Two of the witnesses who were supposed to testify about racial profiling in Georgia’s notorious Operation Meth Merchant sting campaign have decided instead to invoke their Fifth Amendment privilege to remain silent, leaving the ACLU without much evidence in its legal challenge to Meth Merchant arrests.
A third witness who apparently also has knowledge of racial profiling used in the sting is scheduled to testify today. Update: a news account of that testimony, which doesn’t seem to help the ACLU’s case all that much.

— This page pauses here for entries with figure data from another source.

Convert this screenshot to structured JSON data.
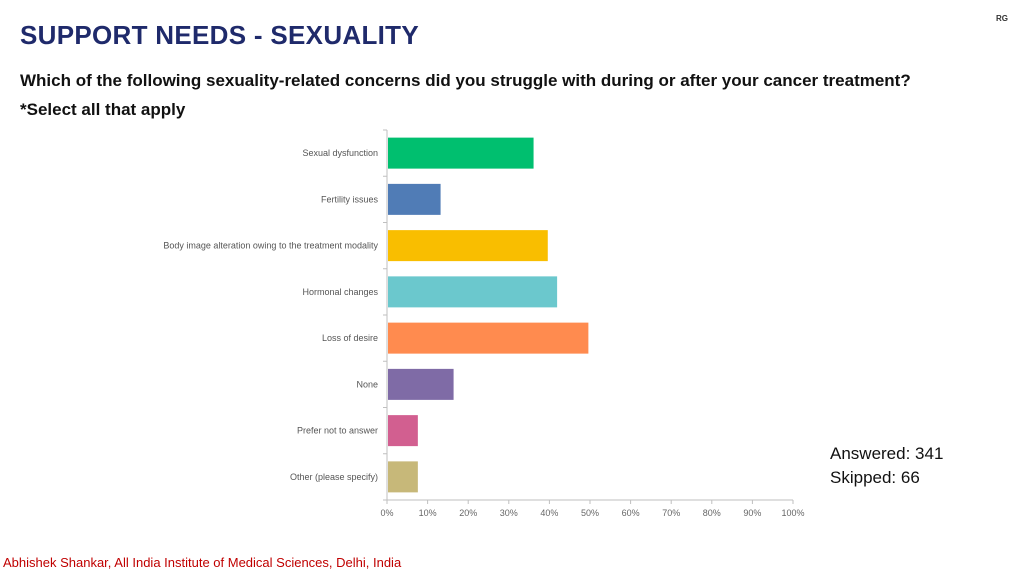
{
  "slide": {
    "title": "SUPPORT NEEDS - SEXUALITY",
    "corner_mark": "RG",
    "question": "Which of the following sexuality-related concerns did you struggle with during or after your cancer treatment?",
    "instruction": "*Select all that apply",
    "answered": "Answered: 341",
    "skipped": "Skipped: 66",
    "footer": "Abhishek Shankar, All India Institute of Medical Sciences, Delhi, India"
  },
  "chart_data": {
    "type": "bar",
    "orientation": "horizontal",
    "categories": [
      "Sexual dysfunction",
      "Fertility issues",
      "Body image alteration owing to the treatment modality",
      "Hormonal changes",
      "Loss of desire",
      "None",
      "Prefer not to answer",
      "Other (please specify)"
    ],
    "values": [
      36.1,
      13.2,
      39.6,
      41.9,
      49.6,
      16.4,
      7.6,
      7.6
    ],
    "colors": [
      "#00bf6f",
      "#507cb6",
      "#f9be00",
      "#6bc8cd",
      "#ff8b4f",
      "#7f6ba6",
      "#d25f90",
      "#c7b879"
    ],
    "xlim": [
      0,
      100
    ],
    "x_ticks": [
      "0%",
      "10%",
      "20%",
      "30%",
      "40%",
      "50%",
      "60%",
      "70%",
      "80%",
      "90%",
      "100%"
    ],
    "grid": false,
    "unit": "%"
  }
}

Operation Meth Merchant was a 2003 sting operation that resulted in the arrest of more than 40 convenience store clerks in the Northwest Georgia area for selling everyday ingredients — such as matchbooks and Sudafed — that can be used to make methamphetamine. Almost everyone who was arrested was South Asian, and many spoke only very basic English, a factor that the ACLU says contributed to confusion on the clerks’ part about the intentions of the government informants who purchased the meth supplies from them. The ACLU also alleges that Operation Meth Merchant actively targeted South Asians in small mom-and-pop shops rather than going after employees of larger stores such as Wal-Mart. Prior posts on this blog have described the DEA’s efforts, post-Operation Meth Merchant, to educate store clerks in the area about the problem of methamphetamine and the breakdown of what was to be a collaboration between the DEA and the North American South Asian Bar Association over that education campaign.